Employment contracts can be verbal or written and may be specific to you or the same for an entire company. A contract can completely negate at-will employment, which makes it a useful tool for enticing new employees. Even without a specific agreement, a Find Law article in Reuters upholds that “the behavior of the employer and the employee can be viewed as an implied employment contract.”


An employment contract is “a legally enforceable agreement, either oral or written … which defines terms and conditions of employment,” according to QFinance. The contract lists the rights, expectations and obligations of both the company and the individual. A contact negates at will employment in many cases, and includes stipulations regarding promotions, rewards and terminations.
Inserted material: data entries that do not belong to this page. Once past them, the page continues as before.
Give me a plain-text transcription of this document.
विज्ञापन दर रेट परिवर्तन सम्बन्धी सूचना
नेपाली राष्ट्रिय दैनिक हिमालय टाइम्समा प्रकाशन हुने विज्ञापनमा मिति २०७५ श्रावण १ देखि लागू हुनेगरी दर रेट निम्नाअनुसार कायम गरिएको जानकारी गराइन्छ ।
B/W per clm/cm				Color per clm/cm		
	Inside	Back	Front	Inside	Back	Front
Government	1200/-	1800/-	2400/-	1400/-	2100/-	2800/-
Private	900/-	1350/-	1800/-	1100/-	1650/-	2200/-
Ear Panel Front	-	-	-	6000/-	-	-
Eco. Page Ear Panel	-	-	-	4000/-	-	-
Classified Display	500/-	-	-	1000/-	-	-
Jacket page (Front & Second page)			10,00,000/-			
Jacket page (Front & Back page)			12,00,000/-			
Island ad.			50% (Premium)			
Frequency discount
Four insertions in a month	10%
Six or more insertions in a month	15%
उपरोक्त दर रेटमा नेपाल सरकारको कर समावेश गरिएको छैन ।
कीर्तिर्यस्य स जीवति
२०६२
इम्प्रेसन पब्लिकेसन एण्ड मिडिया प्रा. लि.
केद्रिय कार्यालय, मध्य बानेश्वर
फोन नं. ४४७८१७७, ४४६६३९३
You may have a traditional written agreement, but often employment contracts are implied by your actions, through policy, memos or handbooks. Every contract should include the employee’s start date, salary and benefits. The agreement may also include a list of duties, a confidentiality clause, a non-competition agreement, and stipulations for termination and rewards. Talk to an attorney to make sure you understand all the provisions in your contract.


The duties section does not always list exact jobs. Instead, it may refer back to a description listed in the by-laws, handbook or other company literature. Your duties also list who you report to and your position in the chain of command.


A non-compete clause prevents a company from losing a good employee or supervisor to its competition. Usually, you agree that after you stop working for your current employer, you will wait a certain amount of time before working for any rival or similar company. Non-competition clauses are often limited to a specific geographical area.


A confidentiality agreement keeps the employee from sharing business information with outside sources. Often, the agreement extends after the employment is terminated. Employers use nondisclosure agreements to protect secret processes, data, formulas, plans or machinery used in production along with any other details about how they conduct business.

The stipulations and termination

Some contracts include a specific employment period with a specified end date, and some are more open-ended. In an exclusive employment stipulation, you agree that during the term of your employment you will not work for a similar or competing company. Sometimes this extends to voluntary services, shareholding and director positions as well. Your agreement may contain an at-will stipulation that protects the employer’s right to terminate your employment at-will if no other specifications are listed.


Your salary, payment dates, raise schedule may all be specified in your agreement. If you have no additional compensation clause, you cannot get additional pay for work outside of your contract. For instance, if you become an elected director or company officer you will not get any additional compensation for completing those duties.